Bradley Manning has been charged basically with transmitting classified information without authorization, not treason or anything along those lines. And those charges, given the magnitude of what he’s alleged to have transferred, carries a very significant prison term. It’s up to 72 or 80 years. And there’s certainly an expectation that the government could add much more serious charges still, as serious as those are, to Manning’s—to the panoply of accusations that Manning faces. A New York Times article this morning that suggests that the government is trying to pressure Manning into cooperating and giving incriminating testimony in order to enable them to have a case against WikiLeaks and Julian Assange. And what it appears is that the government is using both the repressive conditions and the threat of more serious charges still as a means of coercing him into doing that.

The government may actually be trying to turn Manning, who they say is the guy who actually gathered all of the documents, against Assange as a way of going after Assange. This whole issue of looking at Assange as a co-conspirator, as someone who colluded with Manning in grabbing all of these documents, raises questions. Journalists always ask for documents for allegations people makes. To now say that that is colluding with the whistleblower, to get this information illegally from the government, would really create a major problem for journalists in this country and around the world.
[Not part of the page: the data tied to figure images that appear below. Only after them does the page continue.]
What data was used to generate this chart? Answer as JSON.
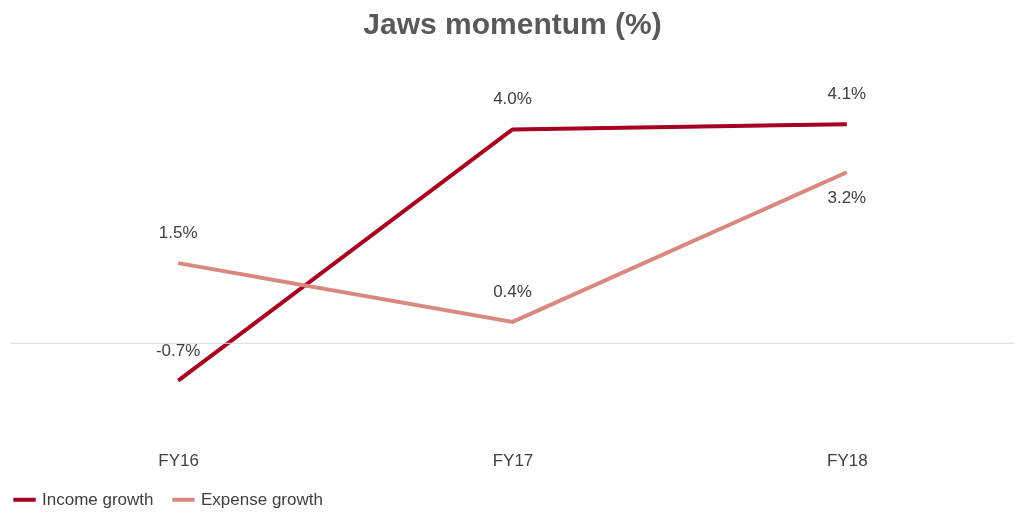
{
  "chart_data": {
    "type": "line",
    "title": "Jaws momentum (%)",
    "categories": [
      "FY16",
      "FY17",
      "FY18"
    ],
    "series": [
      {
        "name": "Income growth",
        "color": "#a50021",
        "values": [
          -0.7,
          4.0,
          4.1
        ],
        "value_labels": [
          "-0.7%",
          "4.0%",
          "4.1%"
        ]
      },
      {
        "name": "Expense growth",
        "color": "#d98880",
        "values": [
          1.5,
          0.4,
          3.2
        ],
        "value_labels": [
          "1.5%",
          "0.4%",
          "3.2%"
        ]
      }
    ],
    "legend": "bottom",
    "grid": false,
    "marker": "none",
    "line_style": "solid"
  }
}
The dilemma that the government is facing is the following. They are, on the one hand, facing significant political pressure to take serious action against Julian Assange and WikiLeaks, meaning prosecution or worse. On the other hand, though, there’s really no way to prosecute Julian Assange and WikiLeaks without criminalizing the very essence of investigative journalism. WikiLeaks has done nothing that every good investigative journalist doesn’t do all the time. There are multiple journalists in the United States who have Pulitzer Prizes sitting on their shelf for having obtained and then published very serious classified information that the government insisted posed grave national security harm. And so, in order to get around this, they’re trying to distinguish WikiLeaks from other journalists.
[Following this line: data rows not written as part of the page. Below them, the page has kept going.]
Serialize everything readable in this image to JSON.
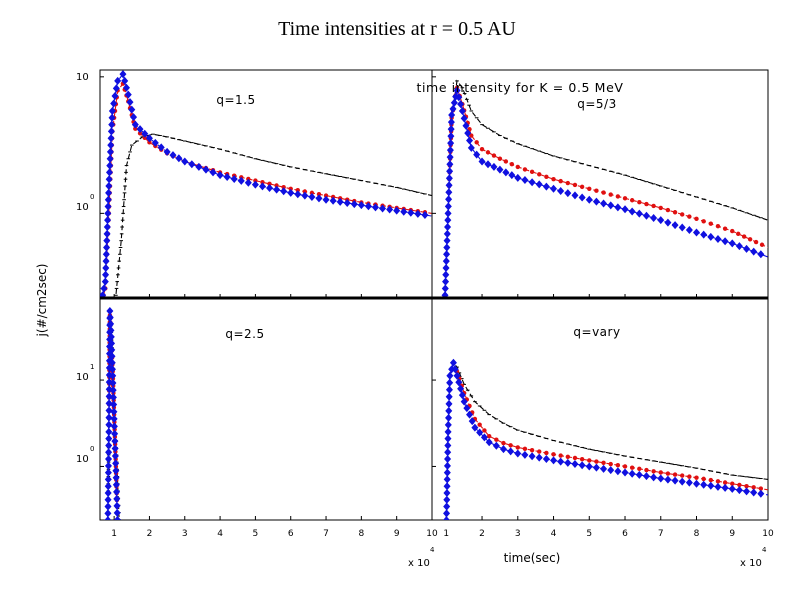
{
  "page_title": "Time intensities at r = 0.5 AU",
  "colors": {
    "black": "#000000",
    "red": "#e01010",
    "blue": "#1010e0"
  },
  "figure": {
    "main_title": "time intensity for K = 0.5 MeV",
    "ylabel": "j(#/cm2sec)",
    "xlabel": "time(sec)",
    "x_exponent_label": "x 10",
    "x_exponent_power": "4"
  },
  "chart_data": [
    {
      "type": "line",
      "panel": "top-left",
      "annotation": "q=1.5",
      "xlim": [
        0.6,
        10
      ],
      "xticks": [
        1,
        2,
        3,
        4,
        5,
        6,
        7,
        8,
        9,
        10
      ],
      "y_axis": "log",
      "ylim_log10": [
        -0.62,
        1.05
      ],
      "ytick_labels": [
        {
          "label": "10",
          "exp": "",
          "y": 1
        },
        {
          "label": "10",
          "exp": "0",
          "y": 0
        }
      ],
      "series": [
        {
          "name": "black",
          "color": "#000000",
          "marker": "tick",
          "x": [
            0.9,
            1.05,
            1.2,
            1.35,
            1.5,
            1.8,
            2.1,
            2.5,
            3,
            4,
            5,
            6,
            7,
            8,
            9,
            10
          ],
          "y": [
            -0.7,
            -0.6,
            -0.2,
            0.35,
            0.5,
            0.56,
            0.58,
            0.56,
            0.53,
            0.47,
            0.4,
            0.34,
            0.29,
            0.24,
            0.19,
            0.13
          ]
        },
        {
          "name": "red",
          "color": "#e01010",
          "marker": "dot",
          "x": [
            0.6,
            0.75,
            0.85,
            0.95,
            1.1,
            1.25,
            1.4,
            1.6,
            2,
            2.5,
            3,
            4,
            5,
            6,
            7,
            8,
            9,
            10
          ],
          "y": [
            -0.7,
            -0.55,
            0.0,
            0.6,
            0.9,
            0.95,
            0.82,
            0.62,
            0.52,
            0.44,
            0.38,
            0.3,
            0.24,
            0.18,
            0.13,
            0.08,
            0.04,
            0.0
          ]
        },
        {
          "name": "blue",
          "color": "#1010e0",
          "marker": "diamond",
          "x": [
            0.6,
            0.75,
            0.85,
            0.95,
            1.1,
            1.25,
            1.4,
            1.6,
            2,
            2.5,
            3,
            4,
            5,
            6,
            7,
            8,
            9,
            10
          ],
          "y": [
            -0.7,
            -0.5,
            0.2,
            0.75,
            0.97,
            1.02,
            0.87,
            0.65,
            0.55,
            0.45,
            0.38,
            0.28,
            0.21,
            0.15,
            0.1,
            0.06,
            0.02,
            -0.02
          ]
        }
      ]
    },
    {
      "type": "line",
      "panel": "top-right",
      "annotation": "q=5/3",
      "xlim": [
        0.6,
        10
      ],
      "xticks": [
        1,
        2,
        3,
        4,
        5,
        6,
        7,
        8,
        9,
        10
      ],
      "y_axis": "log",
      "ylim_log10": [
        -0.62,
        1.05
      ],
      "ytick_labels": [],
      "series": [
        {
          "name": "black",
          "color": "#000000",
          "marker": "tick",
          "x": [
            0.95,
            1.05,
            1.15,
            1.3,
            1.45,
            1.7,
            2,
            2.5,
            3,
            4,
            5,
            6,
            7,
            8,
            9,
            10
          ],
          "y": [
            -0.7,
            0.0,
            0.7,
            0.97,
            0.92,
            0.75,
            0.65,
            0.57,
            0.51,
            0.42,
            0.35,
            0.28,
            0.2,
            0.12,
            0.04,
            -0.05
          ]
        },
        {
          "name": "red",
          "color": "#e01010",
          "marker": "dot",
          "x": [
            0.95,
            1.05,
            1.15,
            1.3,
            1.45,
            1.7,
            2,
            2.5,
            3,
            4,
            5,
            6,
            7,
            8,
            9,
            10
          ],
          "y": [
            -0.7,
            0.0,
            0.7,
            0.92,
            0.8,
            0.57,
            0.47,
            0.4,
            0.34,
            0.25,
            0.18,
            0.11,
            0.04,
            -0.04,
            -0.13,
            -0.25
          ]
        },
        {
          "name": "blue",
          "color": "#1010e0",
          "marker": "diamond",
          "x": [
            0.95,
            1.05,
            1.15,
            1.3,
            1.45,
            1.7,
            2,
            2.5,
            3,
            4,
            5,
            6,
            7,
            8,
            9,
            10
          ],
          "y": [
            -0.7,
            0.0,
            0.72,
            0.9,
            0.75,
            0.48,
            0.38,
            0.32,
            0.26,
            0.18,
            0.1,
            0.03,
            -0.05,
            -0.14,
            -0.22,
            -0.32
          ]
        }
      ]
    },
    {
      "type": "line",
      "panel": "bottom-left",
      "annotation": "q=2.5",
      "xlim": [
        0.6,
        10
      ],
      "xticks": [
        1,
        2,
        3,
        4,
        5,
        6,
        7,
        8,
        9,
        10
      ],
      "y_axis": "log",
      "ylim_log10": [
        -0.62,
        1.95
      ],
      "ytick_labels": [
        {
          "label": "10",
          "exp": "1",
          "y": 1
        },
        {
          "label": "10",
          "exp": "0",
          "y": 0
        }
      ],
      "series": [
        {
          "name": "black",
          "color": "#000000",
          "marker": "tick",
          "x": [
            0.82,
            0.85,
            0.88,
            0.92,
            0.96,
            1.0,
            1.05,
            1.1,
            1.15
          ],
          "y": [
            -0.7,
            0.3,
            1.7,
            1.55,
            1.2,
            0.8,
            0.3,
            -0.2,
            -0.7
          ]
        },
        {
          "name": "red",
          "color": "#e01010",
          "marker": "dot",
          "x": [
            0.82,
            0.85,
            0.88,
            0.92,
            0.96,
            1.0,
            1.05,
            1.1
          ],
          "y": [
            -0.7,
            0.4,
            1.75,
            1.5,
            1.1,
            0.6,
            0.0,
            -0.7
          ]
        },
        {
          "name": "blue",
          "color": "#1010e0",
          "marker": "diamond",
          "x": [
            0.82,
            0.85,
            0.88,
            0.92,
            0.96,
            1.0,
            1.05,
            1.1
          ],
          "y": [
            -0.7,
            0.4,
            1.8,
            1.5,
            1.05,
            0.55,
            -0.05,
            -0.7
          ]
        }
      ]
    },
    {
      "type": "line",
      "panel": "bottom-right",
      "annotation": "q=vary",
      "xlim": [
        0.6,
        10
      ],
      "xticks": [
        1,
        2,
        3,
        4,
        5,
        6,
        7,
        8,
        9,
        10
      ],
      "y_axis": "log",
      "ylim_log10": [
        -0.62,
        1.95
      ],
      "ytick_labels": [],
      "series": [
        {
          "name": "black",
          "color": "#000000",
          "marker": "tick",
          "x": [
            1.0,
            1.05,
            1.1,
            1.2,
            1.3,
            1.5,
            1.8,
            2.2,
            2.6,
            3,
            4,
            5,
            6,
            7,
            8,
            9,
            10
          ],
          "y": [
            -0.7,
            0.4,
            1.05,
            1.2,
            1.15,
            0.95,
            0.75,
            0.6,
            0.5,
            0.42,
            0.3,
            0.2,
            0.12,
            0.05,
            -0.02,
            -0.1,
            -0.15
          ]
        },
        {
          "name": "red",
          "color": "#e01010",
          "marker": "dot",
          "x": [
            1.0,
            1.05,
            1.1,
            1.2,
            1.3,
            1.5,
            1.8,
            2.2,
            2.6,
            3,
            4,
            5,
            6,
            7,
            8,
            9,
            10
          ],
          "y": [
            -0.7,
            0.4,
            1.05,
            1.2,
            1.1,
            0.85,
            0.55,
            0.35,
            0.27,
            0.22,
            0.14,
            0.07,
            0.0,
            -0.07,
            -0.13,
            -0.2,
            -0.27
          ]
        },
        {
          "name": "blue",
          "color": "#1010e0",
          "marker": "diamond",
          "x": [
            1.0,
            1.05,
            1.1,
            1.2,
            1.3,
            1.5,
            1.8,
            2.2,
            2.6,
            3,
            4,
            5,
            6,
            7,
            8,
            9,
            10
          ],
          "y": [
            -0.7,
            0.4,
            1.05,
            1.2,
            1.05,
            0.75,
            0.45,
            0.28,
            0.2,
            0.15,
            0.07,
            0.0,
            -0.07,
            -0.14,
            -0.2,
            -0.26,
            -0.33
          ]
        }
      ]
    }
  ]
}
And what they first tried to do was to say, well, WikiLeaks just recklessly publishes, indiscriminately publishes, everything. And, of course, that’s totally false, because WikiLeaks has published only a tiny sliver of the cables that it has received and has worked closely with these newspapers around the world to decide what ought to be published. And what they’re trying to do now is to say that WikiLeaks, unlike journalists, isn’t merely a passive recipient of classified information but is actively trying to induce the leak of classified information the way that a spy would.
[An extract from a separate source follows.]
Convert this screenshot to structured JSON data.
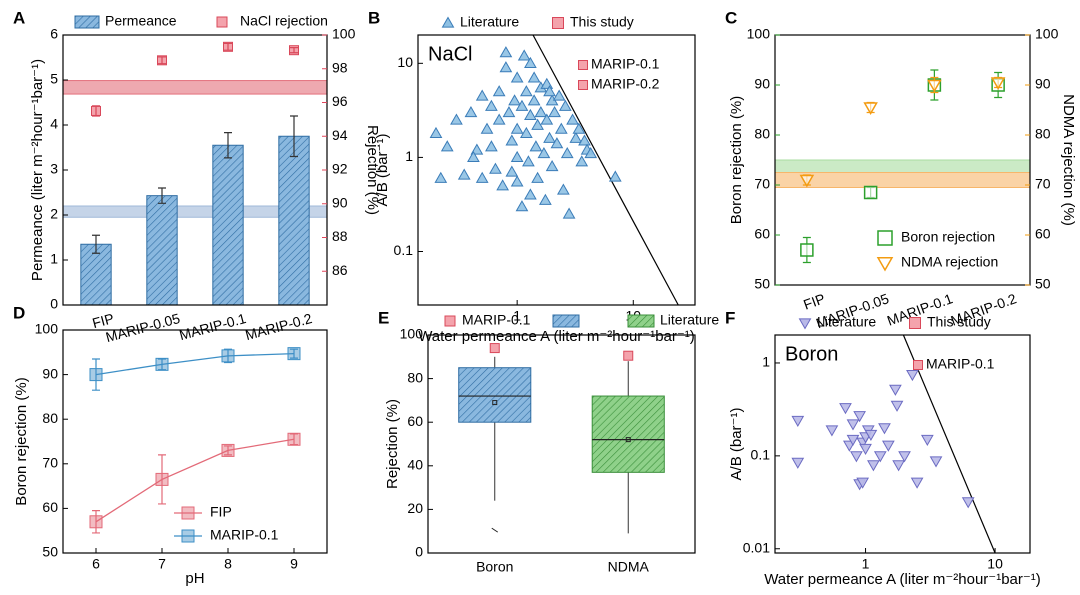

Whenever journalists are aware or become aware of classified information that they want to publish, they take all kinds of affirmative steps to encourage more documents to be given to them, to encourage the source to allow their publication, to contact other people in government to try and get even more classified information to confirm what they’ve learned or to elaborate on it. Journalists are very rarely mere passive recipients of classified information—one day you just sit there, and it shows up in your email box. Journalists, good journalists, always take affirmative and active role in trying to get more classified information and secure the right to publish classified documents. And if this is the theory that they’re going to use to try and criminalize WikiLeaks, that’s at least as much of a threat, if not more so, to investigative journalism as simply charging them under the Espionage Act for publishing classified information standing alone.